ALICANTE. El servicio de montaje de escenarios e infraestructuras para fiestas y actos culturales de Alicante seguirá a cargo de la alianza empresarial encabezada por Sit Down al menos durante otro año más. La empresa que viene asumiendo la prestación desde mediados de 2017 (entonces, con otros firmas como socias) se convirtió en adjudicataria por última vez en el concurso convocado en 2022. El contrato se cerró por un precio de poco más de 3 millones (3.008.840,64 euros IVA incluido). Además, se establecía un periodo de duración de cuatro años, con la posibilidad de optar a otro año más, mediante la concesión de una prórroga.

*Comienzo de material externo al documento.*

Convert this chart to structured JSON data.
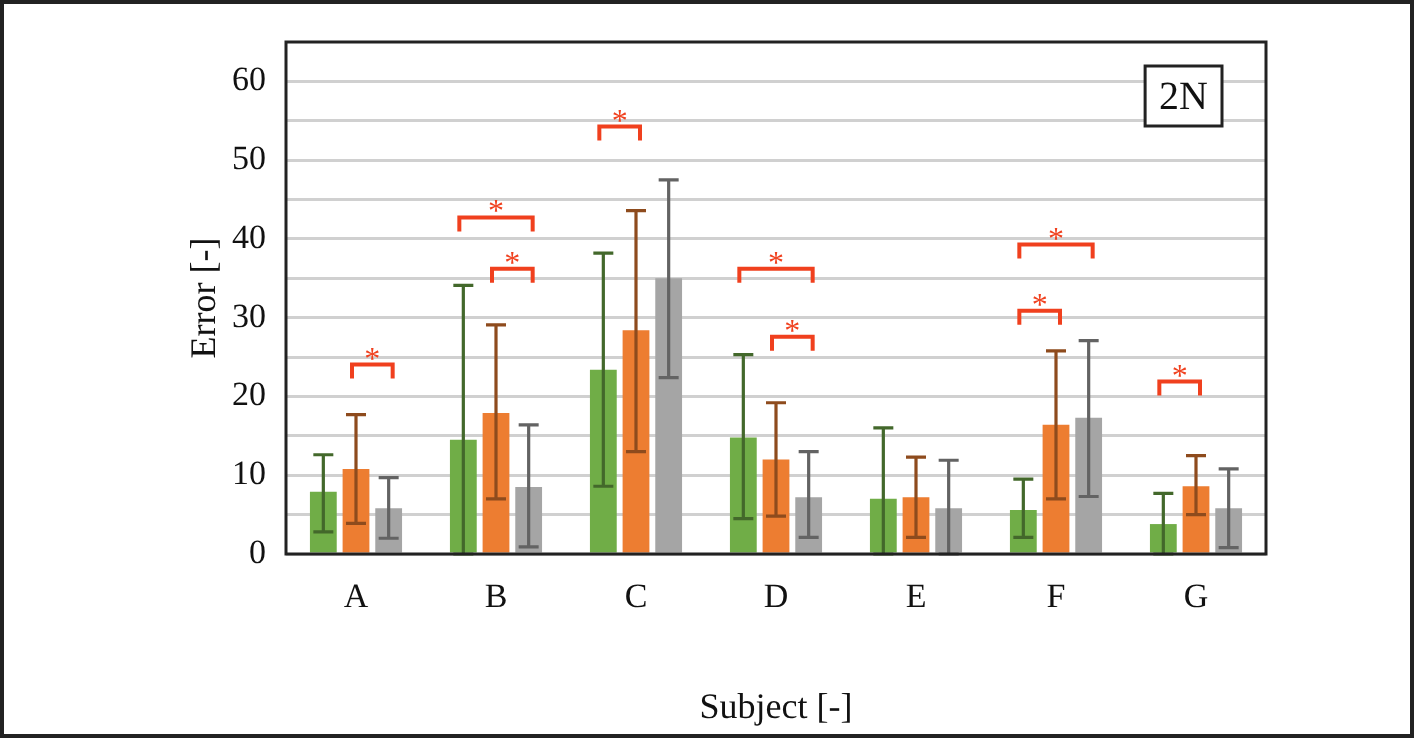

Y ese es el acuerdo que adoptó el equipo de gobierno, del Partido Popular (PP), en la reunión semanal de la Junta Local, este martes. Todo, a la espera de que se complete el proceso de tramitación para convocar un nuevo concurso. Nada se ha anticipado hasta ahora respecto a la fecha estimada para que se lance esa licitación. Y también se desconoce su posible importe y duración. Por lo pronto, Sit Down seguirá asumiendo el montaje de instalaciones desmontables hasta octubre de 2027, lo que conlleva la provisión de un gasto de otros 752.210,16 euros más (también, con impuestos incluidos).

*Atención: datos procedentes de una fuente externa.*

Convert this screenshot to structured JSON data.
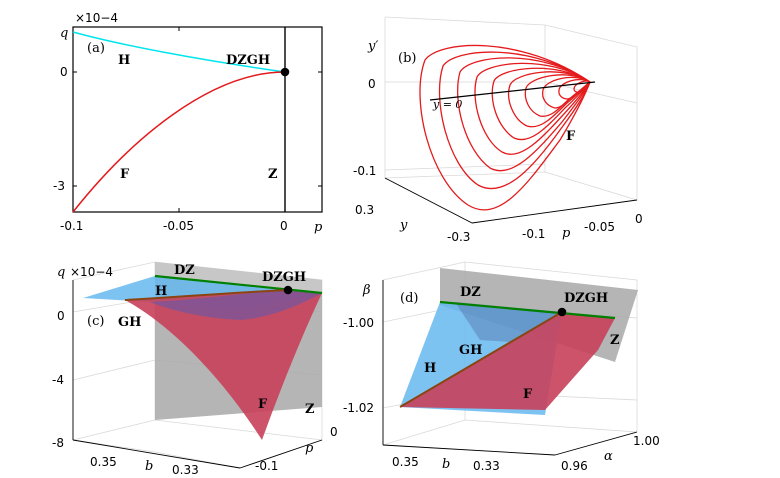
{
  "panels": [
    {
      "tag": "(a)",
      "exp": "×10−4",
      "xlabel": "p",
      "ylabel": "q",
      "xticks": [
        "-0.1",
        "-0.05",
        "0"
      ],
      "yticks": [
        "0",
        "-3"
      ],
      "labels": {
        "H": "H",
        "DZGH": "DZGH",
        "F": "F",
        "Z": "Z"
      }
    },
    {
      "tag": "(b)",
      "ylabel": "y′",
      "zticks": [
        "0",
        "-0.1"
      ],
      "yticks": [
        "0.3",
        "-0.3"
      ],
      "xticks": [
        "-0.1",
        "-0.05",
        "0"
      ],
      "xlabel": "p",
      "y2label": "y",
      "annot": "y = 0",
      "labels": {
        "F": "F"
      }
    },
    {
      "tag": "(c)",
      "exp": "×10−4",
      "zlabel": "q",
      "zticks": [
        "0",
        "-4",
        "-8"
      ],
      "bticks": [
        "0.35",
        "0.33"
      ],
      "blabel": "b",
      "pticks": [
        "0",
        "-0.1"
      ],
      "plabel": "p",
      "labels": {
        "DZ": "DZ",
        "DZGH": "DZGH",
        "H": "H",
        "GH": "GH",
        "F": "F",
        "Z": "Z"
      }
    },
    {
      "tag": "(d)",
      "zlabel": "β",
      "zticks": [
        "-1.00",
        "-1.02"
      ],
      "bticks": [
        "0.35",
        "0.33"
      ],
      "blabel": "b",
      "aticks": [
        "1.00",
        "0.96"
      ],
      "alabel": "α",
      "labels": {
        "DZ": "DZ",
        "DZGH": "DZGH",
        "GH": "GH",
        "H": "H",
        "F": "F",
        "Z": "Z"
      }
    }
  ],
  "colors": {
    "H": "#00e5ee",
    "F": "#e41a1c",
    "DZ": "#008000",
    "GH": "#8b4513",
    "Hsurf": "#66b8f0",
    "Fsurf": "#c8405a",
    "Zsurf": "#a8a8a8"
  }
}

¿En qué consiste, en concreto, el desarrollo de esa prestación? En la provisión y colocación de estructuras necesarias para el desarrollo de actividades culturales o festivas como actuaciones musicales, presentaciones o representaciones. Entre ellas, las que tienen que ver con la instalación de gradas para presenciar desfiles de las fiestas de la ciudad, o los escenarios en los que se ha celebrado el pregón en los últimos años, por ejemplo.
Lo cierto es que la prestación de ese servicio -que llegó a estar bajo el escrutinio de la justicia por los trabajos prestados al menos entre 2008 y 2015- es una de las que se encuentran sujetas a la concesión de prórrogas, entre los contratos que dependen del ayuntamiento. Se trata de la situación en la que se encuentra el servicio de control del estacionamiento regulado (la contrata de la ORA o de la zona azul) operado por Vectalia y Pavapark tras el vencimiento del contrato original, sin que se haya despejado los recursos presentados contra su nueva licitación.
El equipo de gobierno también acaba de extender la explotación del centro de tratamiento de residuos, en manos de UTE Alicante, también tras el fin de todas las prórrogas contempladas en el contrato de 2013, mientras se ajusta el proyecto de gestión para promover un nuevo concurso.
Lo mismo sucede con el servicio de limpieza de colegios y dependencias municipales, a cargo de STV Gestión; o el mantenimiento de zonas verdes, también asumido temporalmente por la misma compañía, con el contrato ya caducado. Eso sí, al menos en este último caso, la prestación se encuentra de nuevo en fase de concurso, después de que se rectificase el pliego de condiciones en una primera convocatoria que se dejó sin efecto, el pasado mes de marzo.